I am 69 years old, and each time I check my DEXA scan, I see my bone mineral density improving. Healthy, strong bones are possible and within reach for people with MS, and that is what I want for you too.

Citations

  1. Grech L, Laurence K, Ebeling PR, Sim M, Zengin A. Management of Osteoporosis, Fracture and Falls in People with Multiple Sclerosis: Systematic Review of Guidelines. Calcif Tissue Int. 2024;114(3):201-209.

  2. Bea JW, Blew RM, Howe C, Hetherington-Rauth M, Going SB. Resistance Training Effects on Metabolic Function Among Youth: A Systematic Review. Pediatr Exerc Sci. 2017;29(3):297-315.

  3. de Oliveira RDJ, de Oliveira RG, de Oliveira LC, Santos-Filho SD, Sa-Caputo DC, Bernardo-Filho M. Effectiveness of whole-body vibration on bone mineral density in postmenopausal women: a systematic review and meta-analysis of randomized controlled trials. Osteoporos Int. 2023;34(1):29-52.

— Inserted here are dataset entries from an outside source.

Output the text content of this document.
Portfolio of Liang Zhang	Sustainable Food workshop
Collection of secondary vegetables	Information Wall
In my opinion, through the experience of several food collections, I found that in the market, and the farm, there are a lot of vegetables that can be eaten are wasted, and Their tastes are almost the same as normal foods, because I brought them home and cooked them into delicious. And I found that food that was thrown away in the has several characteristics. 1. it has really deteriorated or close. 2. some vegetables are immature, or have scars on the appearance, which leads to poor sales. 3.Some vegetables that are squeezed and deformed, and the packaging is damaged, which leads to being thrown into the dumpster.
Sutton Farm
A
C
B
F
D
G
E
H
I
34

  4. Li Q, Liang L, Gao C, Zong B. Therapeutic effects of whole-body vibration on postmenopausal women with osteoporosis: a systematic review and meta-analysis. Braz J Med Biol Res. 2024;57:e13996.

  5. Sibley KM, Thomas SM, Veroniki AA, et al. Comparative effectiveness of exercise interventions for preventing falls in older adults: A secondary analysis of a systematic review with network meta-analysis. Exp Gerontol. 2021;143:111151.

  6. Wiedenmann T, Held S, Rappelt L, Grauduszus M, Spickermann S, Donath L. Exercise based reduction of falls in community dwelling older adults: a network meta-analysis. Eur Rev Aging Phys Act. 2023;20(1):1.

  7. Reid IR. Cardiovascular effects of calcium supplements. Nutrients. 2013;5(7):2522-2529.

  8. Palacios C. The role of nutrients in bone health, from A to Z. Crit Rev Food Sci Nutr. 2006;46(8):621-628.

  9. Cordain L, Eaton SB, Sebastian A, et al. Origins and evolution of the Western diet: health implications for the 21st century. Am J Clin Nutr. 2005;81(2):341-354.

  10. Reider CA, Chung RY, Devarshi PP, Grant RW, Hazels Mitmesser S. Inadequacy of Immune Health Nutrients: Intakes in US Adults, the 2005-2016 NHANES. Nutrients. 2020;12(6).